1909 silent short film

Her First Biscuits is a 1909 American silent short comedy film written by Frank E. Woods, directed by D. W. Griffith, and starring John R. Cumpson and Florence Lawrence. This was future movie megastar Mary Pickford's film debut, as a 16-year-old extra.

==Plot==
Mrs. Jones makes biscuits for her husband for the first time. He pretends to like them, but he really thinks they are terrible. He leaves for work at his theatrical booking office.

After a short while, the biscuits make Mr. Jones sick; he leaves the office for the adjacent room. While he is away, his wife shows up and leaves a bag of biscuits on his desk. Numerous actors show up, spot the biscuits and eat them (including one played by a teenage Mary Pickford). All of them become ill too, most joining Mr. Jones in the next room. Back in the kitchen, an iceman making a delivery, a policeman and another workman all suffer the same fate. Mr. Jones' secretary is a witness to the biscuits' effects. When she is pestered by an actor, she offers him a biscuit just to get rid of him. It works.

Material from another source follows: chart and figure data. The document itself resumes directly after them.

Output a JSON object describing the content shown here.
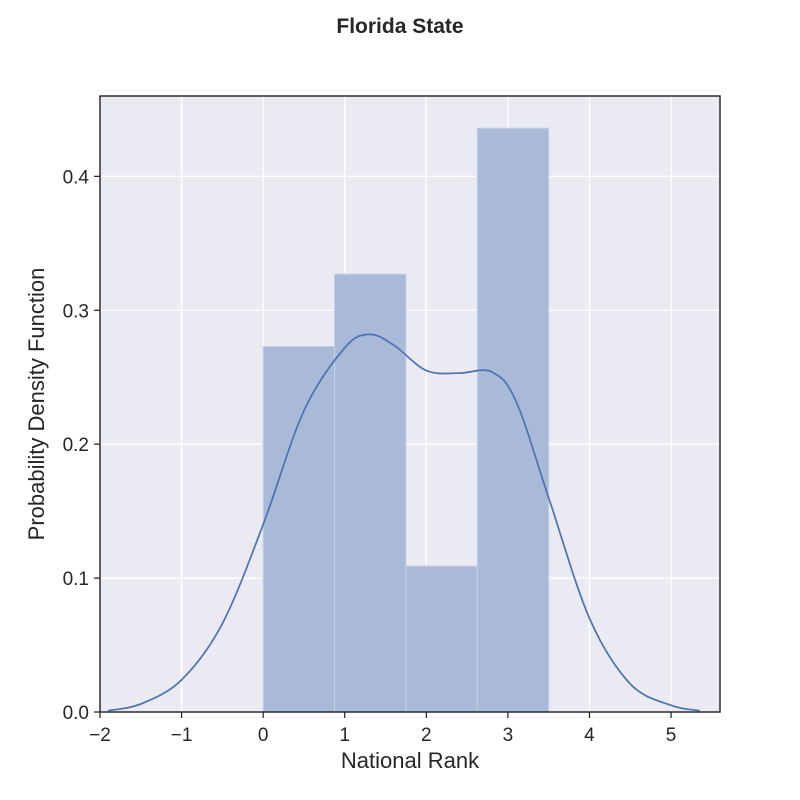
{
  "chart_data": {
    "type": "histogram",
    "title": "Florida State",
    "xlabel": "National Rank",
    "ylabel": "Probability Density Function",
    "xlim": [
      -2.0,
      5.6
    ],
    "ylim": [
      0,
      0.46
    ],
    "xticks": [
      -2,
      -1,
      0,
      1,
      2,
      3,
      4,
      5
    ],
    "xtick_labels": [
      "−2",
      "−1",
      "0",
      "1",
      "2",
      "3",
      "4",
      "5"
    ],
    "yticks": [
      0.0,
      0.1,
      0.2,
      0.3,
      0.4
    ],
    "ytick_labels": [
      "0.0",
      "0.1",
      "0.2",
      "0.3",
      "0.4"
    ],
    "grid": true,
    "bins": [
      {
        "x0": 0.0,
        "x1": 0.875,
        "value": 0.273
      },
      {
        "x0": 0.875,
        "x1": 1.75,
        "value": 0.327
      },
      {
        "x0": 1.75,
        "x1": 2.625,
        "value": 0.109
      },
      {
        "x0": 2.625,
        "x1": 3.5,
        "value": 0.436
      }
    ],
    "kde": {
      "x": [
        -1.9,
        -1.5,
        -1.0,
        -0.5,
        0.0,
        0.5,
        1.0,
        1.3,
        1.6,
        2.0,
        2.4,
        2.8,
        3.1,
        3.5,
        4.0,
        4.5,
        5.0,
        5.35
      ],
      "y": [
        0.001,
        0.006,
        0.024,
        0.066,
        0.14,
        0.225,
        0.272,
        0.282,
        0.274,
        0.255,
        0.253,
        0.254,
        0.232,
        0.16,
        0.07,
        0.021,
        0.005,
        0.001
      ]
    },
    "colors": {
      "background": "#eaeaf2",
      "grid": "#ffffff",
      "bar_fill": "#a9b9d8",
      "bar_edge": "#c6d1e6",
      "kde_line": "#4c72b0",
      "frame": "#1f1f1f",
      "text": "#262626"
    }
  }
}
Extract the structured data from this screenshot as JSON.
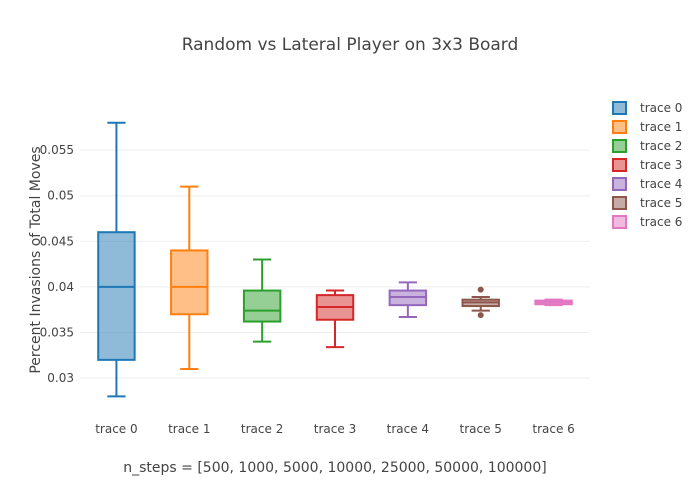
{
  "chart_data": {
    "type": "box",
    "title": "Random vs Lateral Player on 3x3 Board",
    "xlabel": "n_steps = [500, 1000, 5000, 10000, 25000, 50000, 100000]",
    "ylabel": "Percent Invasions of Total Moves",
    "ylim": [
      0.0265,
      0.0605
    ],
    "yticks": [
      0.03,
      0.035,
      0.04,
      0.045,
      0.05,
      0.055
    ],
    "ytick_labels": [
      "0.03",
      "0.035",
      "0.04",
      "0.045",
      "0.05",
      "0.055"
    ],
    "grid": true,
    "legend_position": "top-right",
    "series": [
      {
        "name": "trace 0",
        "color": "#1f77b4",
        "min": 0.028,
        "q1": 0.032,
        "median": 0.04,
        "q3": 0.046,
        "max": 0.058,
        "outliers": []
      },
      {
        "name": "trace 1",
        "color": "#ff7f0e",
        "min": 0.031,
        "q1": 0.037,
        "median": 0.04,
        "q3": 0.044,
        "max": 0.051,
        "outliers": []
      },
      {
        "name": "trace 2",
        "color": "#2ca02c",
        "min": 0.034,
        "q1": 0.0362,
        "median": 0.0374,
        "q3": 0.0396,
        "max": 0.043,
        "outliers": []
      },
      {
        "name": "trace 3",
        "color": "#d62728",
        "min": 0.0334,
        "q1": 0.0364,
        "median": 0.0378,
        "q3": 0.0391,
        "max": 0.0396,
        "outliers": []
      },
      {
        "name": "trace 4",
        "color": "#9467bd",
        "min": 0.0367,
        "q1": 0.038,
        "median": 0.0389,
        "q3": 0.0396,
        "max": 0.0405,
        "outliers": []
      },
      {
        "name": "trace 5",
        "color": "#8c564b",
        "min": 0.0374,
        "q1": 0.0379,
        "median": 0.0383,
        "q3": 0.0386,
        "max": 0.0389,
        "outliers": [
          0.0397,
          0.0369
        ]
      },
      {
        "name": "trace 6",
        "color": "#e377c2",
        "min": 0.038,
        "q1": 0.0381,
        "median": 0.0383,
        "q3": 0.0385,
        "max": 0.0386,
        "outliers": []
      }
    ]
  }
}
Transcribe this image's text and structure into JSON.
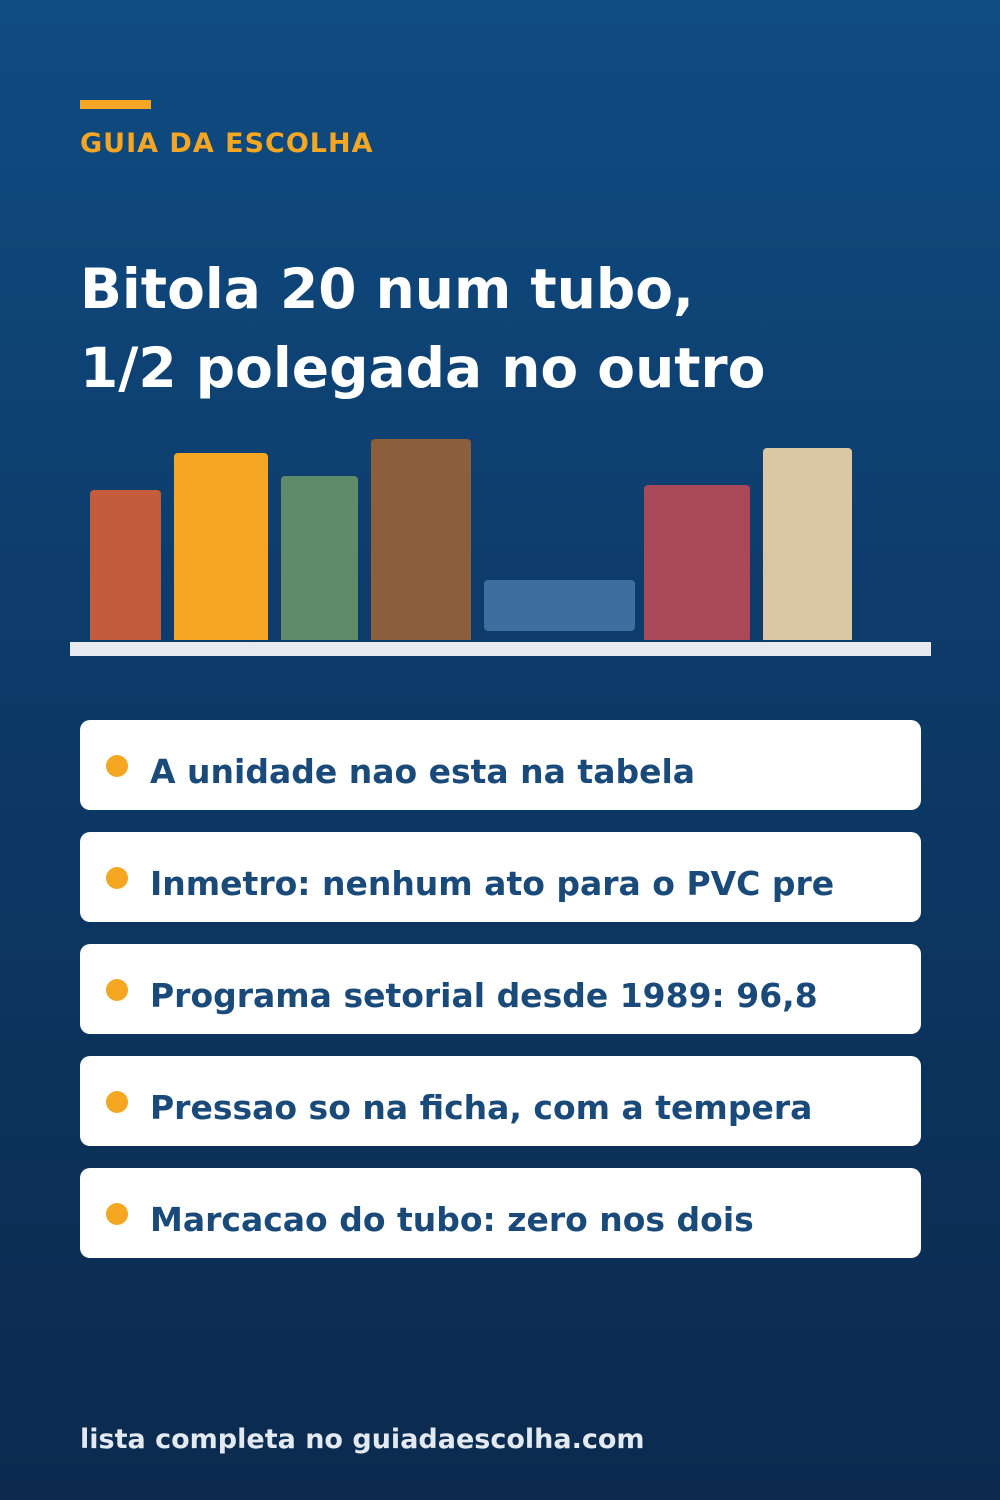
{
  "brand": {
    "label": "GUIA DA ESCOLHA",
    "accent_color": "#f5a623"
  },
  "title": {
    "line1": "Bitola 20 num tubo,",
    "line2": "1/2 polegada no outro"
  },
  "illustration": {
    "name": "bookshelf",
    "book_colors": [
      "#c45c3c",
      "#f5a623",
      "#5f8b6a",
      "#8b5e3c",
      "#3e6d9f",
      "#a84858",
      "#dcc7a4"
    ]
  },
  "facts": [
    "A unidade nao esta na tabela",
    "Inmetro: nenhum ato para o PVC pre",
    "Programa setorial desde 1989: 96,8",
    "Pressao so na ficha, com a tempera",
    "Marcacao do tubo: zero nos dois"
  ],
  "footer": {
    "text": "lista completa no guiadaescolha.com"
  },
  "colors": {
    "background_top": "#0f4c82",
    "background_bottom": "#0b2a4e",
    "card_background": "#ffffff",
    "card_text": "#1a4a7a"
  }
}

When Mrs. Jones returns to the office, all of her victims are angry with her. When she flees their wrath, they chase her home, where she finds the other three casualties of her baking. After some persuading, they get her to throw the biscuits away.

==Release==
At its release in June 1909, the comedy was distributed to theaters on a "split reel", which was a single projection reel that accommodated more than one motion picture. It shared its reel with another Biograph short directed by Griffith, the drama The Faded Lilies.

==Preservation==
Prints of both films are preserved in the film archive of the Library of Congress.